Although volumes are proportionally low, compensators are not yet reporting a pattern of incubated claims for tariff or mixed tariff claims from the evidence and timelines in medical reports that have been disclosed. The latest official data records that 93% of settled claims are for whiplash injuries within the first three tariff bands, but that “we expect claims to fall within higher bands as time elapses”. For a proportion of a claimant law firm’s book of claims it is not unreasonable to assume that claims prognosis periods are being waited out for recovery, that physiotherapy or other rehabilitation treatments to be completed before sign-off, and other justified medical reports are being obtained. At present, all of these assumptions are no more than educated guesses, but if you set aside the technical issues, acknowledging this has been a considerable issue, what other reasons are there for the delay in releasing medicals in the OIC Portal for settlement when MedCo data does not show a significant drop-off in expert searches?.
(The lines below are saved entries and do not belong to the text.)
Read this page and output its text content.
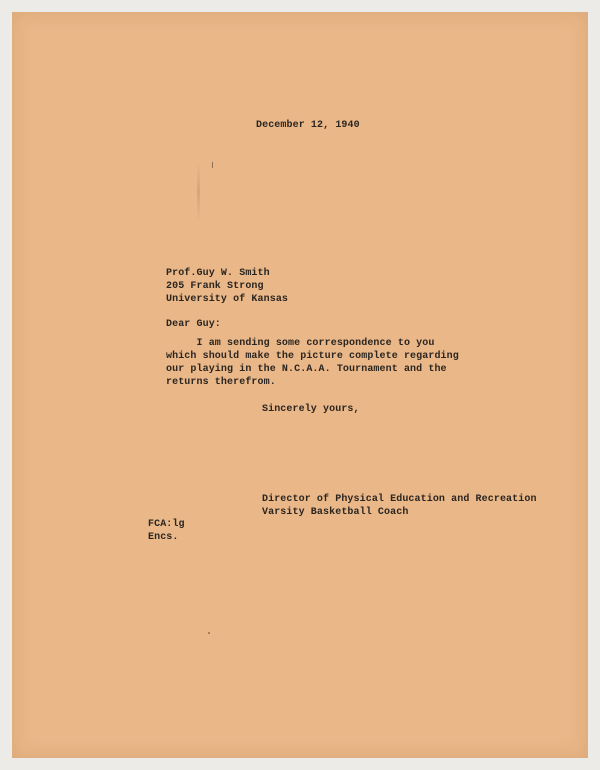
December 12, 1940

Prof.Guy W. Smith
205 Frank Strong
University of Kansas

Dear Guy:

I am sending some correspondence to you
which should make the picture complete regarding
our playing in the N.C.A.A. Tournament and the
returns therefrom.

Sincerely yours,

Director of Physical Education and Recreation
Varsity Basketball Coach
FCA:lg
Encs.
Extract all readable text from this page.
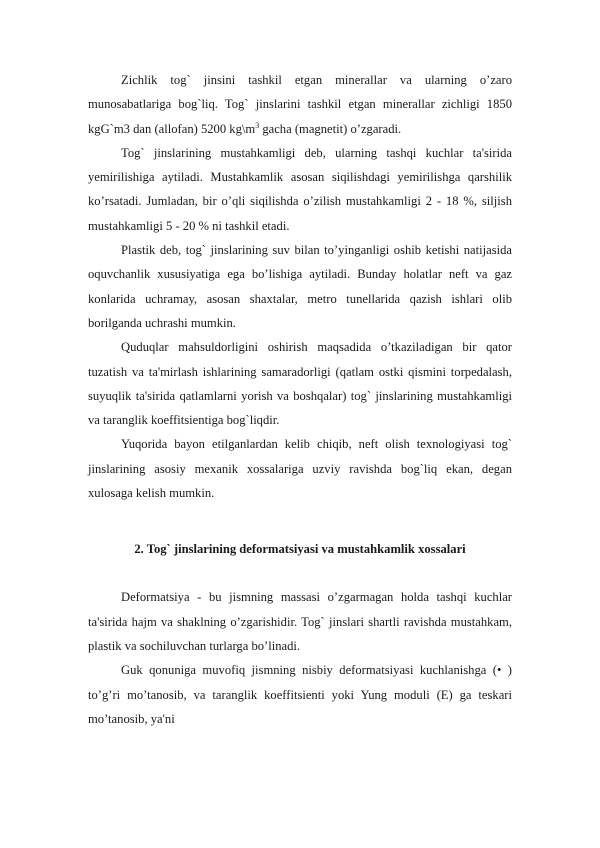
Zichlik tog` jinsini tashkil etgan minerallar va ularning o’zaro munosabatlariga bog`liq. Tog` jinslarini tashkil etgan minerallar zichligi 1850 kgG`m3 dan (allofan) 5200 $kg\backslash m^3$ gacha (magnetit) o’zgaradi.

Tog` jinslarining mustahkamligi deb, ularning tashqi kuchlar ta'sirida yemirilishiga aytiladi. Mustahkamlik asosan siqilishdagi yemirilishga qarshilik ko’rsatadi. Jumladan, bir o’qli siqilishda o’zilish mustahkamligi 2 - 18 %, siljish mustahkamligi 5 - 20 % ni tashkil etadi.

Plastik deb, tog` jinslarining suv bilan to’yinganligi oshib ketishi natijasida oquvchanlik xususiyatiga ega bo’lishiga aytiladi. Bunday holatlar neft va gaz konlarida uchramay, asosan shaxtalar, metro tunellarida qazish ishlari olib borilganda uchrashi mumkin.

Quduqlar mahsuldorligini oshirish maqsadida o’tkaziladigan bir qator tuzatish va ta'mirlash ishlarining samaradorligi (qatlam ostki qismini torpedalash, suyuqlik ta'sirida qatlamlarni yorish va boshqalar) tog` jinslarining mustahkamligi va taranglik koeffitsientiga bog`liqdir.

Yuqorida bayon etilganlardan kelib chiqib, neft olish texnologiyasi tog` jinslarining asosiy mexanik xossalariga uzviy ravishda bog`liq ekan, degan xulosaga kelish mumkin.

2. Tog` jinslarining deformatsiyasi va mustahkamlik xossalari

Deformatsiya - bu jismning massasi o’zgarmagan holda tashqi kuchlar ta'sirida hajm va shaklning o’zgarishidir. Tog` jinslari shartli ravishda mustahkam, plastik va sochiluvchan turlarga bo’linadi.

Guk qonuniga muvofiq jismning nisbiy deformatsiyasi kuchlanishga (• ) to’g’ri mo’tanosib, va taranglik koeffitsienti yoki Yung moduli (E) ga teskari mo’tanosib, ya'ni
Compensators are reviewing their operations, anticipating a real spike in the disclosure of medical reports for settlement in the next few months as the year one anniversary of the OIC Portal passes. Only then will we understand what part claims incubation has played in the delayed release of medical reports as a proportion of overall claims. Timelines from notification dates to medical examination dates will require tracking to understand handling models and to design strategic responses and know your opponent delivery. Evidence of damages inflation may become more apparent as medical reports are sifted for commonality in whiplash tariff prognoses, claims for exceptional uplifts as well as the frequency of additional physical and psychological injuries, and accompanying rehabilitation treatment.
Thankfully, there will still be simple whiplash tariff claims that will be efficiently processed through the system, but the question is the extent to which other claims may be incubated and how claims inflation may wash through the process as it matures one year on. They say that the proof of the pudding is in the eating. Only time will tell.